French doctors to stage more strikes in February

Primary care doctors in France announced plans to strike again in February, after walkouts in December and over the Christmas-New Year holidays in early January.

The strike will take place on Tuesday, February 14th, and it comes just a few weeks ahead of the end-of-February deadline where France’s social security apparatus, Assurance Maladie, must reach an agreement to a structure for fees for GPs for the next five years.

Hospital doctors in France are largely barred from striking, but community healthcare workers such as GPs are self-employed and therefore can walk out. 

Their walk-out comes amid mass strike actions in February over the French government’s proposed pension reform. You can find updated information on pensions strikes HERE.

Previous industrial action led to widespread closures of primary care medical offices across the country. In December, strike action saw between 50 to 70 percent of doctor’s surgeries closed.

READ MORE: Urgent care: How to access non-emergency medical care in France

New concerns among GPs

According to reporting by La Depeche, in the upcoming strike in February primary care doctors will also be walking out over a new fear – the possibility of compulsory ‘on-call’ hours.

Currently, French GPs take on-call hours on a voluntary basis. Obligatory on-call time for primary care doctors was scrapped in the early 2000s after GPs mobilised against the requirement.

However, representatives from the Hospital Federation have called for it to be reinstated in order to help relieve emergency services.

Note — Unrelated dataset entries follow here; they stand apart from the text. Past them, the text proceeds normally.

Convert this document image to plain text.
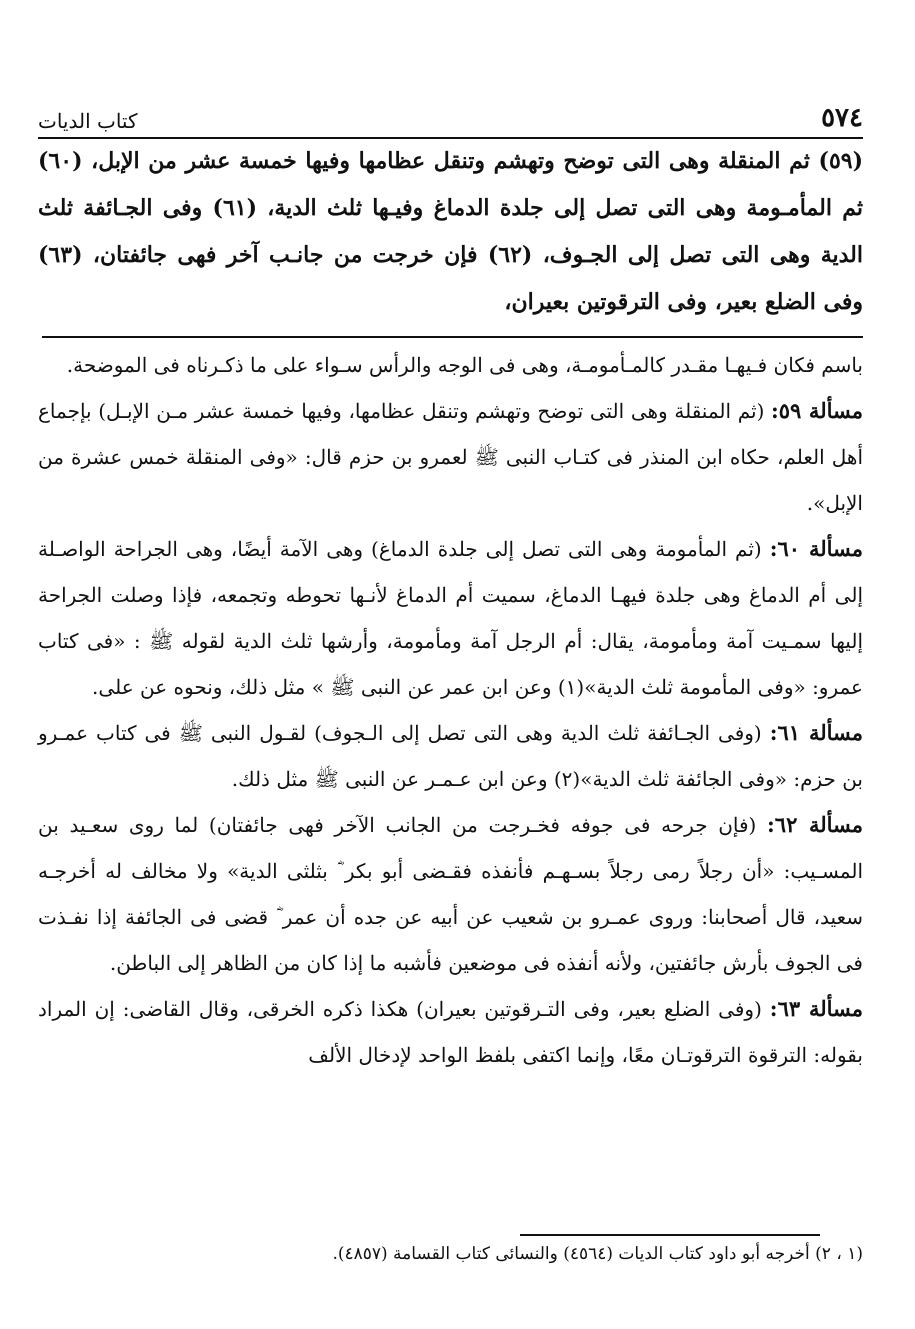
٥٧٤
كتاب الديات

(٥٩) ثم المنقلة وهى التى توضح وتهشم وتنقل عظامها وفيها خمسة عشر من الإبل، (٦٠) ثم المأمـومة وهى التى تصل إلى جلدة الدماغ وفيـها ثلث الدية، (٦١) وفى الجـائفة ثلث الدية وهى التى تصل إلى الجـوف، (٦٢) فإن خرجت من جانـب آخر فهى جائفتان، (٦٣) وفى الضلع بعير، وفى الترقوتين بعيران،

باسم فكان فـيهـا مقـدر كالمـأمومـة، وهى فى الوجه والرأس سـواء على ما ذكـرناه فى الموضحة.

مسألة ٥٩: (ثم المنقلة وهى التى توضح وتهشم وتنقل عظامها، وفيها خمسة عشر مـن الإبـل) بإجماع أهل العلم، حكاه ابن المنذر فى كتـاب النبى ﷺ لعمرو بن حزم قال: «وفى المنقلة خمس عشرة من الإبل».

مسألة ٦٠: (ثم المأمومة وهى التى تصل إلى جلدة الدماغ) وهى الآمة أيضًا، وهى الجراحة الواصـلة إلى أم الدماغ وهى جلدة فيهـا الدماغ، سميت أم الدماغ لأنـها تحوطه وتجمعه، فإذا وصلت الجراحة إليها سمـيت آمة ومأمومة، يقال: أم الرجل آمة ومأمومة، وأرشها ثلث الدية لقوله ﷺ : «فى كتاب عمرو: «وفى المأمومة ثلث الدية»(١) وعن ابن عمر عن النبى ﷺ » مثل ذلك، ونحوه عن على.

مسألة ٦١: (وفى الجـائفة ثلث الدية وهى التى تصل إلى الـجوف) لقـول النبى ﷺ فى كتاب عمـرو بن حزم: «وفى الجائفة ثلث الدية»(٢) وعن ابن عـمـر عن النبى ﷺ مثل ذلك.

مسألة ٦٢: (فإن جرحه فى جوفه فخـرجت من الجانب الآخر فهى جائفتان) لما روى سعـيد بن المسـيب: «أن رجلاً رمى رجلاً بسـهـم فأنفذه فقـضى أبو بكر ؓ بثلثى الدية» ولا مخالف له أخرجـه سعيد، قال أصحابنا: وروى عمـرو بن شعيب عن أبيه عن جده أن عمر ؓ قضى فى الجائفة إذا نفـذت فى الجوف بأرش جائفتين، ولأنه أنفذه فى موضعين فأشبه ما إذا كان من الظاهر إلى الباطن.

مسألة ٦٣: (وفى الضلع بعير، وفى التـرقوتين بعيران) هكذا ذكره الخرقى، وقال القاضى: إن المراد بقوله: الترقوة الترقوتـان معًا، وإنما اكتفى بلفظ الواحد لإدخال الألف

(١ ، ٢) أخرجه أبو داود كتاب الديات (٤٥٦٤) والنسائى كتاب القسامة (٤٨٥٧).
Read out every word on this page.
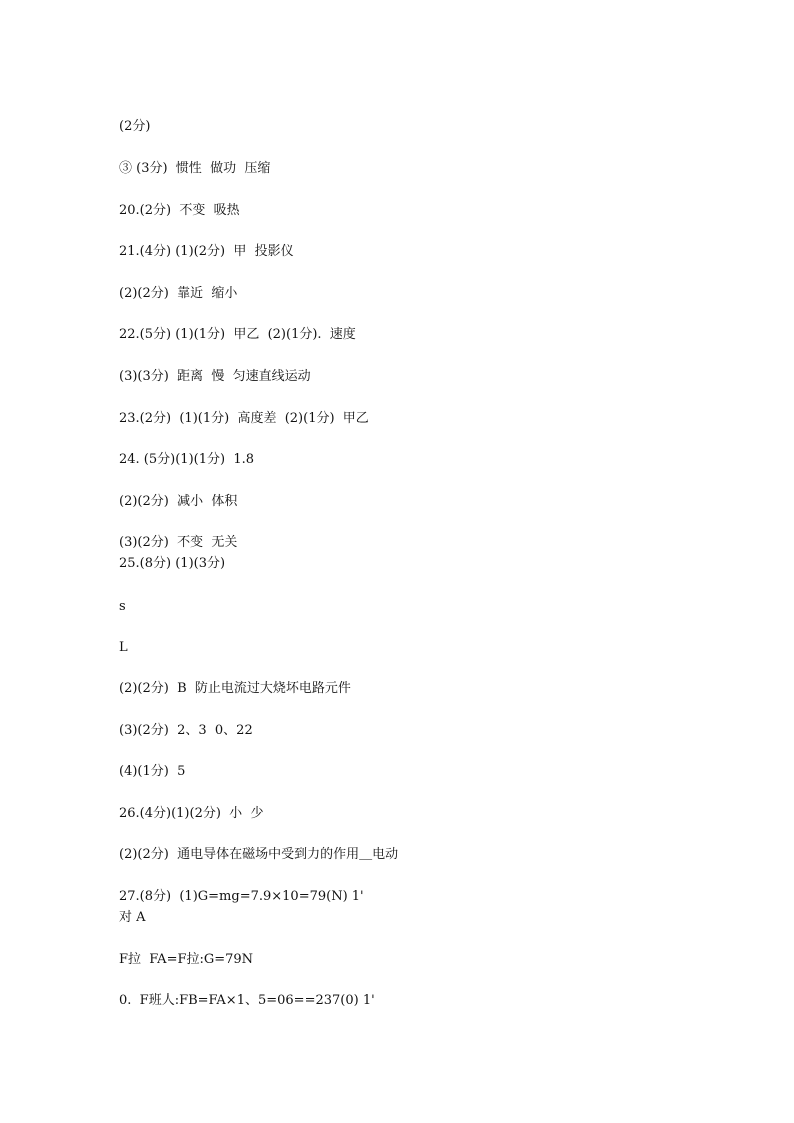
(2分)
③ (3分)  惯性  做功  压缩
20.(2分)  不变  吸热
21.(4分) (1)(2分)  甲  投影仪
(2)(2分)  靠近  缩小
22.(5分) (1)(1分)  甲乙  (2)(1分).  速度
(3)(3分)  距离  慢  匀速直线运动
23.(2分)  (1)(1分)  高度差  (2)(1分)  甲乙
24. (5分)(1)(1分)  1.8
(2)(2分)  减小  体积
(3)(2分)  不变  无关
25.(8分) (1)(3分)
s
L
(2)(2分)  B  防止电流过大烧坏电路元件
(3)(2分)  2、3  0、22
(4)(1分)  5
26.(4分)(1)(2分)  小  少
(2)(2分)  通电导体在磁场中受到力的作用＿电动
27.(8分)  (1)G=mg=7.9×10=79(N) 1'
对 A
F拉  FA=F拉:G=79N
0.  F班人:FB=FA×1、5=06==237(0) 1'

Additionally, GPs are calling for Saturday shifts to considered as part of their standard working week, in order to allow for a two-day weekend.

Striking primary care doctors are more broadly calling for actions by the government and Assurance Maladie to help make the field more appealing to younger physicians entering the profession, as the country faces more medical deserts, and for working conditions to be improved.

Those walking out hope to see administrative procedures to be simplified and for the basic consultation fee – typically capped to €25 – to be doubled to €50.

In France patients pay the doctor upfront for a visit, and then a portion of the fee is reimbursed by the government via the carte vitale health card.